Золотой ключ. Том 1 - Эллиот Кейт - Страница 33
- Предыдущая
- 33/85
- Следующая
Но должность Верховного иллюстратора принадлежит Сарагосе Серрано, а герцог Бальтран еще не передал сыну свой пост. И кто знает, когда еще дон Алехандро назначит нового придворного художника.
– Бассда… – Она проследовала дальше сквозь толпу. К фонтану. Как она и ожидала, узорные мраморные ярусы оказались увешаны стайками детей, точно виноградными гроздьями. Дети лезли под струи, а многие резвились внизу, по колено в воде.

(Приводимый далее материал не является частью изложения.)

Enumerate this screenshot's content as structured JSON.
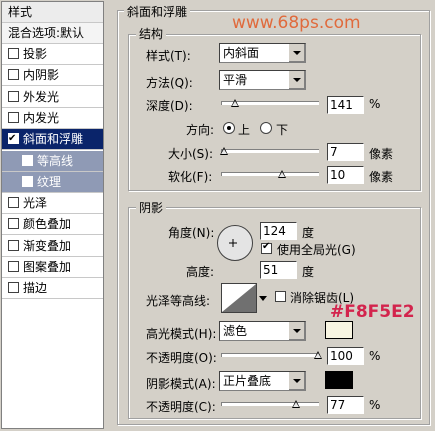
{
  "left_panel": {
    "header": "样式",
    "blending": "混合选项:默认",
    "items": [
      {
        "label": "投影",
        "checked": false
      },
      {
        "label": "内阴影",
        "checked": false
      },
      {
        "label": "外发光",
        "checked": false
      },
      {
        "label": "内发光",
        "checked": false
      },
      {
        "label": "斜面和浮雕",
        "checked": true
      },
      {
        "label": "等高线",
        "checked": false
      },
      {
        "label": "纹理",
        "checked": false
      },
      {
        "label": "光泽",
        "checked": false
      },
      {
        "label": "颜色叠加",
        "checked": false
      },
      {
        "label": "渐变叠加",
        "checked": false
      },
      {
        "label": "图案叠加",
        "checked": false
      },
      {
        "label": "描边",
        "checked": false
      }
    ]
  },
  "bevel": {
    "title": "斜面和浮雕",
    "watermark": "www.68ps.com",
    "structure": {
      "title": "结构",
      "style_label": "样式(T):",
      "style_value": "内斜面",
      "technique_label": "方法(Q):",
      "technique_value": "平滑",
      "depth_label": "深度(D):",
      "depth_value": "141",
      "depth_unit": "%",
      "depth_level": 0.14,
      "direction_label": "方向:",
      "direction_up": "上",
      "direction_down": "下",
      "size_label": "大小(S):",
      "size_value": "7",
      "size_unit": "像素",
      "size_level": 0.03,
      "soften_label": "软化(F):",
      "soften_value": "10",
      "soften_unit": "像素",
      "soften_level": 0.63
    },
    "shading": {
      "title": "阴影",
      "angle_label": "角度(N):",
      "angle_value": "124",
      "angle_unit": "度",
      "global_light_label": "使用全局光(G)",
      "global_light_checked": true,
      "altitude_label": "高度:",
      "altitude_value": "51",
      "altitude_unit": "度",
      "gloss_label": "光泽等高线:",
      "antialias_label": "消除锯齿(L)",
      "antialias_checked": false,
      "highlight_mode_label": "高光模式(H):",
      "highlight_mode_value": "滤色",
      "highlight_color": "#F8F5E2",
      "highlight_color_text": "#F8F5E2",
      "highlight_opacity_label": "不透明度(O):",
      "highlight_opacity_value": "100",
      "highlight_opacity_unit": "%",
      "highlight_opacity_level": 1.0,
      "shadow_mode_label": "阴影模式(A):",
      "shadow_mode_value": "正片叠底",
      "shadow_color": "#000000",
      "shadow_opacity_label": "不透明度(C):",
      "shadow_opacity_value": "77",
      "shadow_opacity_unit": "%",
      "shadow_opacity_level": 0.77
    }
  }
}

– Ведра, семинно Раймон дал тебе поручение. – Она поправила юбку, падающую свободными складками. – И ты его выполнишь. Матра, я тебе сейчас потолкаюсь! – Она свирепо глянула на мальчонку, позарившегося на ее место. – Меннино, двоим здесь не уместиться.
Сааведра вскочила на мокрый ярус, намочив подол и сандалии; видавшие виды кожаные подошвы вмиг стали скользкими.
– Может, я похожа на моронну, но другого способа нет, и к тому же тут прохладно… Номмо Матра! – Она вздрогнула от неожиданности и едва не упала, когда кто-то дотронулся до ее ноги.
– Простите, – вежливо обратился к ней незнакомец, – но вы меня не слышали из-за шума воды.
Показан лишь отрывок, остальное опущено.